Straight Up Nigga,” by Ice-T, from the album Original Gangster is probably my favorite rap song. The song’s narrator skillfully blends the righteous indignation undoubtedly felt by many urban blacks in the Rodney King era with a shrewd political awareness and sense of irony. “I’m a nigga in America, and that much I flaunt,” says the narrator, “’Cause when I see what I like, yo I take what I want/I’m not the only one, that’s why I’m not bitter, ’Cause everybody is a nigga to a nigga,” implying that the American Way is to steal or otherwise get away with as much as possible. He then uses American history to support his point by saying, “America was stole from the Indians, show and prove/What was that?

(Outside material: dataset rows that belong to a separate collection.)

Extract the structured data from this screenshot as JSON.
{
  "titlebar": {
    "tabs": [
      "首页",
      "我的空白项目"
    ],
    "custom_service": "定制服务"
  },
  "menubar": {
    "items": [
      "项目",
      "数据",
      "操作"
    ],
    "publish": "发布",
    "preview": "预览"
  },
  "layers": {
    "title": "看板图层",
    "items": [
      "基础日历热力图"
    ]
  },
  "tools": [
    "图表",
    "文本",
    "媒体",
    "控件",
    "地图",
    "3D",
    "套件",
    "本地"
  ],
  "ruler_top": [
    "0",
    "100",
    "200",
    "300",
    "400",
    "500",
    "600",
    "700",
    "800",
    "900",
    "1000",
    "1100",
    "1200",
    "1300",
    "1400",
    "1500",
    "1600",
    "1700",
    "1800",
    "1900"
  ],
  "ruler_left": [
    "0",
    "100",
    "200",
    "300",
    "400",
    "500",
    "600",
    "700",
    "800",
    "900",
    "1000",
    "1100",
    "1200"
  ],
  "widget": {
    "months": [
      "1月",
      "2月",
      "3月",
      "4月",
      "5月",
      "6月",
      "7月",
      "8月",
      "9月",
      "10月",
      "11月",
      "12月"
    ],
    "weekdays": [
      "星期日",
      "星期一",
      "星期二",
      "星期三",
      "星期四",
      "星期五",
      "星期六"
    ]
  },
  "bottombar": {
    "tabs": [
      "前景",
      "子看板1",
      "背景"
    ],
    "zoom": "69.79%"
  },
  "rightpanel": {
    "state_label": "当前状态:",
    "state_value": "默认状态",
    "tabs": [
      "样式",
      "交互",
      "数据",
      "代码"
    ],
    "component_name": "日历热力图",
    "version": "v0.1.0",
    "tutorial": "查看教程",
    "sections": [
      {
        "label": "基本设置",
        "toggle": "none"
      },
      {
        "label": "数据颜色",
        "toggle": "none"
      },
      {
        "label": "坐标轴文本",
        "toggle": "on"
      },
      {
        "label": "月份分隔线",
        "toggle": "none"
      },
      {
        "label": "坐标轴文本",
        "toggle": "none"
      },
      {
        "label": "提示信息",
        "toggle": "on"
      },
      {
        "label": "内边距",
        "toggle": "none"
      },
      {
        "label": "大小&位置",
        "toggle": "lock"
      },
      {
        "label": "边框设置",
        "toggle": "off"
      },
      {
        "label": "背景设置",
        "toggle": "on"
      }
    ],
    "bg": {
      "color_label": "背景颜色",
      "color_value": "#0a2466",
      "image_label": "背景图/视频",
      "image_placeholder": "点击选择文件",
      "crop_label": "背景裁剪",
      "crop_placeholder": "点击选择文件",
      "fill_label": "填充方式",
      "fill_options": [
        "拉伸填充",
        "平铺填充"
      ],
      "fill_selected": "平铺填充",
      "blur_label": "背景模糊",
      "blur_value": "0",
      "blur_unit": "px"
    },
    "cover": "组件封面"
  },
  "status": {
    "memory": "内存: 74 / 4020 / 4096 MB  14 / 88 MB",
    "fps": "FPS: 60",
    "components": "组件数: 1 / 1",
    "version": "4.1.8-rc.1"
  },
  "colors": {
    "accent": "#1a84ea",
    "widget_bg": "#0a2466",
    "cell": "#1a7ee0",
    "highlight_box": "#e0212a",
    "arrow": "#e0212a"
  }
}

A straight up nigga move/A low down shame, yo it’s straight insane/Yet they complain when a nigga snatch their gold chain/What the hell is a nigga supposed to do? Wait around for a handout from a nigga like you?” The song also manages to depart from the homophobia sadly common to much rap by saying, “She wanna be les, he wanna be gay/Well I’m straight, so nigga have it your way.”The song is accompanied by Evil E’s funk groove that both shuffles and slams, providing perfect punctuation for the lyrics.